Mereka perlu inspirasi berupa kisah sukses yang pernah dilakukan dalam penuntasan problem yang dihadapi masyarakat. Ia mengambil contoh pemberdayaan petani di sebuah desa di Kabupaten Timor Tengah Selatan. Desa tersebut merupakan salah satu dari 10 daerah terkering di Indonesia. Dimana tingkat angka kemiskinan dan stunting pada anak di desa tersebut terbilang tinggi.

“Salah satu problem terbesar di desa itu adalah masalah ekonomi,” katanya.

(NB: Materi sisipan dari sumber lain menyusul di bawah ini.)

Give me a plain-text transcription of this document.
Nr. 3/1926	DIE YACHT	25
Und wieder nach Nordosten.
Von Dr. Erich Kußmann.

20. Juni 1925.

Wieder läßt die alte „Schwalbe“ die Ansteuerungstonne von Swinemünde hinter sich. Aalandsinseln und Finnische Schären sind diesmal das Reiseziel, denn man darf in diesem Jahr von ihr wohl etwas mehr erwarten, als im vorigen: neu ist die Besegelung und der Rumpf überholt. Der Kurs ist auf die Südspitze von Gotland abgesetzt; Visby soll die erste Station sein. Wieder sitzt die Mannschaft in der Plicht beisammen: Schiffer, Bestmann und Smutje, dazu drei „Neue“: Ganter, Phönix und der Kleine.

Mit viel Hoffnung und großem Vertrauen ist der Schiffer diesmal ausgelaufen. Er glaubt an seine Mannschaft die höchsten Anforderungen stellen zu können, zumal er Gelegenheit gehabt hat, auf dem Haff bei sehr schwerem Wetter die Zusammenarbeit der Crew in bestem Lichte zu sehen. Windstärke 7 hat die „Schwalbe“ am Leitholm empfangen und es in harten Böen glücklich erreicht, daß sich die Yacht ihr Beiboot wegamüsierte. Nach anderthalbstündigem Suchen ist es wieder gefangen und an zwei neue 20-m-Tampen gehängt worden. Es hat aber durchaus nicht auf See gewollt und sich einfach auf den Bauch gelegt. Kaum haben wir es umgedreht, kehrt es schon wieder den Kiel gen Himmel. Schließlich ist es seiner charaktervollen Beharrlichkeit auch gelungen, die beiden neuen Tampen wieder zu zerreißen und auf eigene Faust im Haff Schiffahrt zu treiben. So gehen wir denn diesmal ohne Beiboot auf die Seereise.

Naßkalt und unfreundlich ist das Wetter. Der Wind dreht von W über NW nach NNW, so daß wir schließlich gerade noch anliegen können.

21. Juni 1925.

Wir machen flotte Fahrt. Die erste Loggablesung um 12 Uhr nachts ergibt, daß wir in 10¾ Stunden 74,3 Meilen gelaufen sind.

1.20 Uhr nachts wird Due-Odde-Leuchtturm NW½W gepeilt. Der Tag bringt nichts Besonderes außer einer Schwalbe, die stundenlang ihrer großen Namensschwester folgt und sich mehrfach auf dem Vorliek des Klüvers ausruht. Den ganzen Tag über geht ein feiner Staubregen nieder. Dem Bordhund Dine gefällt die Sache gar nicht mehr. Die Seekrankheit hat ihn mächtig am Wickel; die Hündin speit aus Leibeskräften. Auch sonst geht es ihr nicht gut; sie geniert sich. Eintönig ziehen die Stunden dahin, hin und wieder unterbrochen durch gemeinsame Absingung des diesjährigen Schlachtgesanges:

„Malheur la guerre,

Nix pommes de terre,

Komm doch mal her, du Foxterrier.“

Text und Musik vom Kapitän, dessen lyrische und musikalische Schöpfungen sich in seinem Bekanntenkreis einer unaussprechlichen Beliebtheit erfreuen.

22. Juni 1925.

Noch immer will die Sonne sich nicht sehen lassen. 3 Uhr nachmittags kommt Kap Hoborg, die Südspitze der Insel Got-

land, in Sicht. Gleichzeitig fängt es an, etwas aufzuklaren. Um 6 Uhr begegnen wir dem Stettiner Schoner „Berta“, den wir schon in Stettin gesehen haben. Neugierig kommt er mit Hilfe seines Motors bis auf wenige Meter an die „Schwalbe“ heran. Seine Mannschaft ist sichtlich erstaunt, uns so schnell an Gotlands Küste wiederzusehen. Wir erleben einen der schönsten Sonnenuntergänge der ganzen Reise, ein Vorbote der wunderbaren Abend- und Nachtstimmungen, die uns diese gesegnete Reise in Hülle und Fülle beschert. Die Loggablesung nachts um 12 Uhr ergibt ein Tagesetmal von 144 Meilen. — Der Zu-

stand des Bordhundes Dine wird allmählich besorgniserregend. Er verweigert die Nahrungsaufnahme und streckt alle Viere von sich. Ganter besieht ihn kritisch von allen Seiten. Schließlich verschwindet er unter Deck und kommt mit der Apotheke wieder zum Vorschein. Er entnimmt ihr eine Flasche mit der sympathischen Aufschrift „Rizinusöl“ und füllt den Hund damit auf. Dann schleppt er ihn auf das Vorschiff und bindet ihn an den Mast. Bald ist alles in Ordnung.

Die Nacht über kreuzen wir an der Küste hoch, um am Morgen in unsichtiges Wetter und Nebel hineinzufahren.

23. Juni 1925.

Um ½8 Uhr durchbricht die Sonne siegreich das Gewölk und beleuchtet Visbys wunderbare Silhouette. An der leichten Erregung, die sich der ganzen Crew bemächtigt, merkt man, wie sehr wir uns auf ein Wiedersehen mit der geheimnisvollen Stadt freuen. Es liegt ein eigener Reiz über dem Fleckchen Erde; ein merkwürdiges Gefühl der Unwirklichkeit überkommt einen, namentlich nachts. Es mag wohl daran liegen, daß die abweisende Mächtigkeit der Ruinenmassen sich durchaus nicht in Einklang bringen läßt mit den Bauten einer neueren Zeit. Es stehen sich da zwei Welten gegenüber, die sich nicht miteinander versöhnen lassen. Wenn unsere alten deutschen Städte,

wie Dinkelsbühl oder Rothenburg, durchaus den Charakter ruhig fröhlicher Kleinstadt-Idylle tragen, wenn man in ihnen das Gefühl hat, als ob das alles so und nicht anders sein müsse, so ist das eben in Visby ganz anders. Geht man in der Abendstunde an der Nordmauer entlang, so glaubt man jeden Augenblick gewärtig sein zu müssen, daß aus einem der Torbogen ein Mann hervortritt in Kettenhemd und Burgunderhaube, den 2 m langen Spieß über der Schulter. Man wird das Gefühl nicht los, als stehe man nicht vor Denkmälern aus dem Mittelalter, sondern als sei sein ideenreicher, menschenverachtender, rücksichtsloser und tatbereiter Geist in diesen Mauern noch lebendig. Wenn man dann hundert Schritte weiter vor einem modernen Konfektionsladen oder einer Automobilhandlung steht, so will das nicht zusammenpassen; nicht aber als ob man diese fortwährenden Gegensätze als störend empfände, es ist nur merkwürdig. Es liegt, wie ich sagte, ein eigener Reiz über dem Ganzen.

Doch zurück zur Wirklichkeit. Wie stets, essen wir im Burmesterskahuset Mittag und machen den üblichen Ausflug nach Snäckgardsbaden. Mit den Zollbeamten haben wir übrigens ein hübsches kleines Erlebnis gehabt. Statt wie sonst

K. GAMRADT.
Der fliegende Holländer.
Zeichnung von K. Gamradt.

Menurut Budiantoro, permasalahan yang terjadi pada warga di desa itu dapat dipecahkan dengan diberlakukannya pertanian terpadu yang melibatkan multipihak, seperti kelompok tani, pemerintah daerah, pihak swasta, perbankan, lembaga sosial atau yayasan dan perguruan tinggi.

Budiantoro optimistis SDGs akan tercapai pada tahun 2030  dengan syarat semua pihak terlibat dan berkolaborasi. “Target itu akan tercapai kalau kita kerja bareng-bareng. Intinya gotong royong,” ujarnya.